Translating into Beyond Search lingo yields, “People don’t know and don’t care.”

Ergo, anyone using an encrypted messaging app is signaling:

I know;

I care;

Therefore, why not monitor me?

You may have a different conclusion. I believe use of apps like Telegram provides an important signal. Apathy is a filter. Is the opposite important?

Stephen E Arnold, August 23, 2022

TikTok: Allegations of Keylogging

August 22, 2022

I am not a TikTok person; therefore, I exist in a trend free zone. Others are sucking down short videos with alacrity. I admire a company, possibly linked to China’s government, which has pioneered a next generation video editor and caused the Alphabet Google YouTube DeepMind thing to innovate via its signature “me too” method of innovation.

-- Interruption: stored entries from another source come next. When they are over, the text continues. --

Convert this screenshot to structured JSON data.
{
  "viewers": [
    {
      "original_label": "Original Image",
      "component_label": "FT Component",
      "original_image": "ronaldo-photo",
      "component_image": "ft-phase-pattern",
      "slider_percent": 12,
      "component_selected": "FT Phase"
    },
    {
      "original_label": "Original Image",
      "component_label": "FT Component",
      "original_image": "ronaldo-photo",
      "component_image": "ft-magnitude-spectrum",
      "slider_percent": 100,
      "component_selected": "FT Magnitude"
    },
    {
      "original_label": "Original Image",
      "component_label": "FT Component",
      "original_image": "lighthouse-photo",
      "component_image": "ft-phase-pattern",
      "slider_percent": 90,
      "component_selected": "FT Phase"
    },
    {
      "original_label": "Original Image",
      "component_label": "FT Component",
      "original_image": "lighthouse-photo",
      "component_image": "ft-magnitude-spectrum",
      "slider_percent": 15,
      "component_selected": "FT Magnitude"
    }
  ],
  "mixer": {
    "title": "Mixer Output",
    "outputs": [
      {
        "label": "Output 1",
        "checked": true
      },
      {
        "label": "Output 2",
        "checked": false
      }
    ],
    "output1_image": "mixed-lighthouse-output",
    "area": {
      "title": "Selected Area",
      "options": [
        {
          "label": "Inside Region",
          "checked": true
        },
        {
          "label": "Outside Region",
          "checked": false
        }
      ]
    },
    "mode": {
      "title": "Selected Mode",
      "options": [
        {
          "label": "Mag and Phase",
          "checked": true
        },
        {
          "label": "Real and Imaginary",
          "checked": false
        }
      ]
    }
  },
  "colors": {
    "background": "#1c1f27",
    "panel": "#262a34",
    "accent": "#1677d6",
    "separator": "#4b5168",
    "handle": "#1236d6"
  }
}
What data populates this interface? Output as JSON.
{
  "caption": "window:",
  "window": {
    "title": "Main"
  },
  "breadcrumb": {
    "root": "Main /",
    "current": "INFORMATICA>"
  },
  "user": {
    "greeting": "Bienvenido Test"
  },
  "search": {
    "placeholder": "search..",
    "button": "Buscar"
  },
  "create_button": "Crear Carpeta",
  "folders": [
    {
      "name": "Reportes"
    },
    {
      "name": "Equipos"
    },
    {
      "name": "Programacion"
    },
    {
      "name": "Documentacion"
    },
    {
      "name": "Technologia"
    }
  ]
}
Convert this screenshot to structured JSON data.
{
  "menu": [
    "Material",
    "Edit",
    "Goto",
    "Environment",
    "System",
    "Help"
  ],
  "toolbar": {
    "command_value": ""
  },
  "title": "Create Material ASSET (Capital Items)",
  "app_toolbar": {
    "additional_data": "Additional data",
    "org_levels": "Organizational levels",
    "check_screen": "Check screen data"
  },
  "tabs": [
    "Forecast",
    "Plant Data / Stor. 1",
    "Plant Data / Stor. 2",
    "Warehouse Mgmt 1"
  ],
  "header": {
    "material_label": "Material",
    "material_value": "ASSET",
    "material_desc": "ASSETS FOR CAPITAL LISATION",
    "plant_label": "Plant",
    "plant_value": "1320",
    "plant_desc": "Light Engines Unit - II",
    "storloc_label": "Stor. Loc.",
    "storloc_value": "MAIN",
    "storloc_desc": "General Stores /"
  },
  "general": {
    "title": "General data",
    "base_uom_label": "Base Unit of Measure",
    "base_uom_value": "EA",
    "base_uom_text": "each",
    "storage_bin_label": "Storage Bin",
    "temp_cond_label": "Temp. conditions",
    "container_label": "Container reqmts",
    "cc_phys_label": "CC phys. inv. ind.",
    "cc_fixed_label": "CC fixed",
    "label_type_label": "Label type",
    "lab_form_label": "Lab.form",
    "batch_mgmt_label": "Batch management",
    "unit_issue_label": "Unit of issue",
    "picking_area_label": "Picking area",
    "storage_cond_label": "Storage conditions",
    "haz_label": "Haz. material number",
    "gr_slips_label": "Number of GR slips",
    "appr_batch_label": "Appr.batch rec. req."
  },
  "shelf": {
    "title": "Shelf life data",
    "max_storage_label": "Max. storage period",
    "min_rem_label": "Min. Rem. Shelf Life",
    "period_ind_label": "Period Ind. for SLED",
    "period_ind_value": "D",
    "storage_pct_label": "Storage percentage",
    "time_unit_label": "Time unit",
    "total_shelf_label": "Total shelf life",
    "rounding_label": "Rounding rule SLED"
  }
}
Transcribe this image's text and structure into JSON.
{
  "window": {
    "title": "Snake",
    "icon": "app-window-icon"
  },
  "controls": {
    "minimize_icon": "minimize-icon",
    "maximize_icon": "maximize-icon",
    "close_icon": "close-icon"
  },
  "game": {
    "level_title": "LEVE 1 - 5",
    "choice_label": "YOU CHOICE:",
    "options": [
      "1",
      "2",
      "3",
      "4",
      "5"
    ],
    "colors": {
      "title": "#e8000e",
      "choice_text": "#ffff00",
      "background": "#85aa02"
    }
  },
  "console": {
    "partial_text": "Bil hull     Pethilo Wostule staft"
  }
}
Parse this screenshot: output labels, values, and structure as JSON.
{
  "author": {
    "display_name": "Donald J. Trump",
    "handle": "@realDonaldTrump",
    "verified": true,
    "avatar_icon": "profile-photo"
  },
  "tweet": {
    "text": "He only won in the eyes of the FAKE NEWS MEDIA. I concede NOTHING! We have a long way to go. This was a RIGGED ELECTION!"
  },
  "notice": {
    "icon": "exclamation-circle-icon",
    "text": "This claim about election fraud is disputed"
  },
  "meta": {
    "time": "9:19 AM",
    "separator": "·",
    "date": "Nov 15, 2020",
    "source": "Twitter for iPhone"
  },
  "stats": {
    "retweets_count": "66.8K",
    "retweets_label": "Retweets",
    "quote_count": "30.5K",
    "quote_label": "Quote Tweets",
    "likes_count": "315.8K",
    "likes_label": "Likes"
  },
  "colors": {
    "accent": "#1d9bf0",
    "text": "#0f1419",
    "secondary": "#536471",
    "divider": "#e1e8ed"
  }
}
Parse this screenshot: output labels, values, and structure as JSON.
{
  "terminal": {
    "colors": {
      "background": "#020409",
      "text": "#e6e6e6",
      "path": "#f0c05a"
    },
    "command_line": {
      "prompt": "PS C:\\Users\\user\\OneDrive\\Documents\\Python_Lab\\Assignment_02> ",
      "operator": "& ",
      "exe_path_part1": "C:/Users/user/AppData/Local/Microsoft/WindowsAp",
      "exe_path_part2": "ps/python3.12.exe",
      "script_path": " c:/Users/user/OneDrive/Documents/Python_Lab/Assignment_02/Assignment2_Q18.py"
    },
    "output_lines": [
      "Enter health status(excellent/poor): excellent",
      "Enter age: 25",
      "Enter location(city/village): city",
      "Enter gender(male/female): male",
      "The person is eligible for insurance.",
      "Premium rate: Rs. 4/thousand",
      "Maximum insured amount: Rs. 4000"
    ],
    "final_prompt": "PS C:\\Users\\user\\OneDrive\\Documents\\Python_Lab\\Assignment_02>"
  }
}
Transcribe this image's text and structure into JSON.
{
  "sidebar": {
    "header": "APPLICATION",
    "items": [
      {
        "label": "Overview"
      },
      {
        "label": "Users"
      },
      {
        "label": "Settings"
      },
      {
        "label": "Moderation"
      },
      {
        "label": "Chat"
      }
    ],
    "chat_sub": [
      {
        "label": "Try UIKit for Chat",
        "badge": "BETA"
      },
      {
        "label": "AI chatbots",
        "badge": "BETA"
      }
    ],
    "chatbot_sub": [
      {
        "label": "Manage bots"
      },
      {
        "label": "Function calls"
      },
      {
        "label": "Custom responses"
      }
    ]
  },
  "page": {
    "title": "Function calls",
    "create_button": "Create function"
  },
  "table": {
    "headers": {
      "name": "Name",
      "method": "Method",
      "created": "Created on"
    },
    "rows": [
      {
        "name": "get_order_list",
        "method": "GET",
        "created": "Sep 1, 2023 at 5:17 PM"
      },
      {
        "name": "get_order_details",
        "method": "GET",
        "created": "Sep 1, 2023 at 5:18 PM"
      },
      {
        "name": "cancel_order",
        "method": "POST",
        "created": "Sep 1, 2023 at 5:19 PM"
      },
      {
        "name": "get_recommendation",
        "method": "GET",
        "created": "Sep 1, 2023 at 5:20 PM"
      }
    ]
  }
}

Now TikTok has another feature, which is an interesting allegation. “TikTok’s In-App Browser Can Monitor Your Every Click and Keystroke” asserts:

When Krause [a security researcher] dug a little deeper into what these apps’ in-app browsers really do, he’d found that TikTok does some bad things, including monitoring all of users’ keyboard inputs and taps. So, if you open a web page inside of TikTok’s app, and enter your credit card details there, TikTok can access all of those details. TikTok is also the only app, out of all the apps Krause has looked into, that doesn’t even offer an option to open the link in the device’s default browser, forcing you to go through its own in-app browser.

Let’s assume this finding is spot on. First question: Does anyone care? Second question: So what?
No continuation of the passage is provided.